Amazon Publishing has signed up smash-hit horror best-seller Dean Koontz in a deal which the author says has ‘creatively rejuvenated’ him.
The deal is for five books and a collection of six short thrillers. The thriller collection, called Nameless, will be published in November this year through Amazon Original Stories and will be available ‘free’ to members of Amazon Prime and/or Kindle Unlimited in a move that could see J K Rowling’s Harry Potter dominance of Amazon’s Most Read Charts seriously threatened.
The first novel in the Amazon/Koontz contract is called Devoted and will be published by Amazon’s Thomas & Mercer imprint in spring 2019.
Koontz, a long-time Penguin Random House author, says, ‘Although there were numerous options for the future, it was most natural to sign with the team at Amazon Publishing, which presented a marketing and publicity plan smarter and more ambitious than anything I’d ever seen before.
‘This new arrangement is so exciting, I’ve been creatively rejuvenated. The times are changing, and it’s invigorating to be where change is understood and embraced.’
Amazon Publishing Editorial Director Grace Doyle acquired North American rights in the five-book deal for the mystery, thriller, and true crime imprint, Thomas & Mercer, and Editorial Director Julia Sommerfeld acquired World English in the collection deal for the digital and audio-only imprint, Amazon Original Stories.
Devoted is described as an epic thriller and introduces readers to Megan Bookman, an artist and widow whose every adversity has made her stronger, a golden retriever named Kipp — one of a community of self-aware, strangely gifted dogs living secretly among us — and Megan’s son Woody, a brilliant but unspeaking autistic boy who seeks vengeance against his father’s killers. Kipp, Woody, Megan, and their extended family confront a terrifying threat to all humanity.
The Nameless collection features six short thrillers following a mysterious amnesiac vigilante called Nameless, who travels from town to town, dispensing justice when the law fails. Directed by a shadowy, powerful organization and driven by splintered visions of the past and future, he’s headed toward the ultimate confrontation with his own past.
Koontz’s book have sold over 500 million copies to date and he has hit the top spot on the New York Times hardcover best-seller list 14 times, making him one of only a dozen writers ever to have achieved that milestone. Sixteen of his books have risen to the number one position in paperback.
It looks like Koontz has been lured by Amazon’s marketing might in the digital book world where they reign in the ebook and audiobook markets. Most traditional publishers offer authors around 25% for ebook royalties while Amazon Publishing pays around 50%, and perhaps even more in the case of Koontz.
It’s difficult to say what the deal will be in terms of payment for Kindle Unlimited borrows as Koontz won’t be going through the KDP Select Fund route, but it is generally accepted that Amazon pays trad authors in KU at around the same rate per borrow that they would be paid for a sale.

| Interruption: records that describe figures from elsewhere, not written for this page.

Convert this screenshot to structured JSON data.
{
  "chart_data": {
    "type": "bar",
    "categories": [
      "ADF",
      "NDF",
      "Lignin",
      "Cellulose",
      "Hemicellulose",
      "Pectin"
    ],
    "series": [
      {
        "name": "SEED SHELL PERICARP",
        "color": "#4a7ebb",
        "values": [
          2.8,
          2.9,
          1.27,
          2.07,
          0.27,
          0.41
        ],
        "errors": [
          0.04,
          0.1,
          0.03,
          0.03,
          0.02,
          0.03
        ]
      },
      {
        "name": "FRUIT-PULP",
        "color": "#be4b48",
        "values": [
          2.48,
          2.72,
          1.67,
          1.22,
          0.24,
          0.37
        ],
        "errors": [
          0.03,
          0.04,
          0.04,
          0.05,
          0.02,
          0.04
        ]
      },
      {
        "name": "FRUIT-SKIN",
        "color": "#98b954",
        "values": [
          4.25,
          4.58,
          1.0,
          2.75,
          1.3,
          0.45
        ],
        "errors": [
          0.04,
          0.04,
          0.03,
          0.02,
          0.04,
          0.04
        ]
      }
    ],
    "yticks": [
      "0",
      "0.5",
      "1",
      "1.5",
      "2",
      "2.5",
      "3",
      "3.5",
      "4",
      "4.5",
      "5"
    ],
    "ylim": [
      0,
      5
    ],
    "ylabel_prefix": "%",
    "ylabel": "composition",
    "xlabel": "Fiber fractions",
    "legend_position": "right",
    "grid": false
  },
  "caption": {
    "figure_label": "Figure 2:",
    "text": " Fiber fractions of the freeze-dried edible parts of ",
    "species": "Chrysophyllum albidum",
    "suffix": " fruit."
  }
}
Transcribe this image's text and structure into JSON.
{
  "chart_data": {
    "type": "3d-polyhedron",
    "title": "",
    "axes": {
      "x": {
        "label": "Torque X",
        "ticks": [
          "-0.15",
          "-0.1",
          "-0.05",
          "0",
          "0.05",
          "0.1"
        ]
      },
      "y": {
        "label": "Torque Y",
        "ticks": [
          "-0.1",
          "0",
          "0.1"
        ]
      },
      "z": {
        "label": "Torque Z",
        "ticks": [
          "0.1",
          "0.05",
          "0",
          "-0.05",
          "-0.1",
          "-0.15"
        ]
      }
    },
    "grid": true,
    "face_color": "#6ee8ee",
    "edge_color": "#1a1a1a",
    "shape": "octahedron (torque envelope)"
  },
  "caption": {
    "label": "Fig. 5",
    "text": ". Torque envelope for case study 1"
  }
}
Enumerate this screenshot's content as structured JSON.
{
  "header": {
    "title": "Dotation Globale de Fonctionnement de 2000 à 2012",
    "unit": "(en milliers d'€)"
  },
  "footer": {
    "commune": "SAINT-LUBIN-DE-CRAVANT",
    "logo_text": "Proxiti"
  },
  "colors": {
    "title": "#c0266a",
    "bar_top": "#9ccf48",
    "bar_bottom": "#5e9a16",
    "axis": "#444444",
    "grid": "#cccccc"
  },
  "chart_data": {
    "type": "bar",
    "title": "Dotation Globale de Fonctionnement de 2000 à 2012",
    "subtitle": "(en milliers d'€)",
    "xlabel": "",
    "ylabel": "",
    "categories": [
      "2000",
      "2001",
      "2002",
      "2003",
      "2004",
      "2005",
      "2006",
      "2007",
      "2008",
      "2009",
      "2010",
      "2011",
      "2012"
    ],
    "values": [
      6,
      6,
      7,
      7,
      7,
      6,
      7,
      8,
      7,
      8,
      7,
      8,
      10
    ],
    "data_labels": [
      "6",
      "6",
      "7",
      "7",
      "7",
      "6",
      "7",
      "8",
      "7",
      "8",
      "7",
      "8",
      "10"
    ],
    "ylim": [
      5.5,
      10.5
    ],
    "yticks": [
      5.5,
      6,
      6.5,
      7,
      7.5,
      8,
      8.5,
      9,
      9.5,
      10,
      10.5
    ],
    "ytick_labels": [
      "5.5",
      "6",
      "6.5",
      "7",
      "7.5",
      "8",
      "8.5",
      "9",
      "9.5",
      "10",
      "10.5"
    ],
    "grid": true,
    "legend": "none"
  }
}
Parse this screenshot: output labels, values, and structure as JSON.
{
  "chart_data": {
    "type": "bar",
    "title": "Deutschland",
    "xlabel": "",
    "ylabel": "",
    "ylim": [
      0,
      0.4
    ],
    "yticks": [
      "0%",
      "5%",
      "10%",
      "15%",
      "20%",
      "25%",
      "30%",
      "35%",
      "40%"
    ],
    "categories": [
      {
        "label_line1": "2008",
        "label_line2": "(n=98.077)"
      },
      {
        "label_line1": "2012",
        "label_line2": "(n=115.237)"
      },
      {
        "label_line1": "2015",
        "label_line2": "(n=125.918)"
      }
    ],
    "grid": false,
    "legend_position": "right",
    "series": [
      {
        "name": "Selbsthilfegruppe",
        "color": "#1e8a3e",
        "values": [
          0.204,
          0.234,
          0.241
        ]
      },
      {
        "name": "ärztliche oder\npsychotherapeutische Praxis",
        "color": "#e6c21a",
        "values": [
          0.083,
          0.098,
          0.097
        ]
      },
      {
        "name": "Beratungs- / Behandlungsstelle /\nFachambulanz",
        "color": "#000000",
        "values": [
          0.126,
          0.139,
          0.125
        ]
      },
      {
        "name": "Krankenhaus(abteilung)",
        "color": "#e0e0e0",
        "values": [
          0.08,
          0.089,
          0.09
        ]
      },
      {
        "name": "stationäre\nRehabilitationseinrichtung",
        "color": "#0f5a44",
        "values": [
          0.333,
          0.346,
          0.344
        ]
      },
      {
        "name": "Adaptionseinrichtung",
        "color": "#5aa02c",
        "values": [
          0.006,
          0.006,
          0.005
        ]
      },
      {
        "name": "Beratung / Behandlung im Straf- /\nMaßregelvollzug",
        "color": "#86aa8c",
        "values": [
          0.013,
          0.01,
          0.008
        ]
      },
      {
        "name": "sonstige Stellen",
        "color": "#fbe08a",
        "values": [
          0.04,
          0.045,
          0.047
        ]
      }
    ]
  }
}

If that’s the case, as it’s also believed to be with J K Rowling’s Harry Potter titles, then Amazon could be paying out very substantial sums but they are a company that’s not reluctant to spend big to build up market share. As the video streaming market is discovering, content really is king.
There’s no cash details in the announcement of the Koontz coup but Amazon Publishing’s Montlake Romance imprint did reveal in April this year that they were paying ‘a seven-figure sum’ for erotica author Sylvia Day’s new book, Butterfly in Frost, which is being published in August.
Seven figures is somewhere between $1 million and $9 million and that appears to be for just the one book, so it’s no wonder that Koontz is feeling rejuvenated as the Amazon link-up will bring a whole new life to his bank account.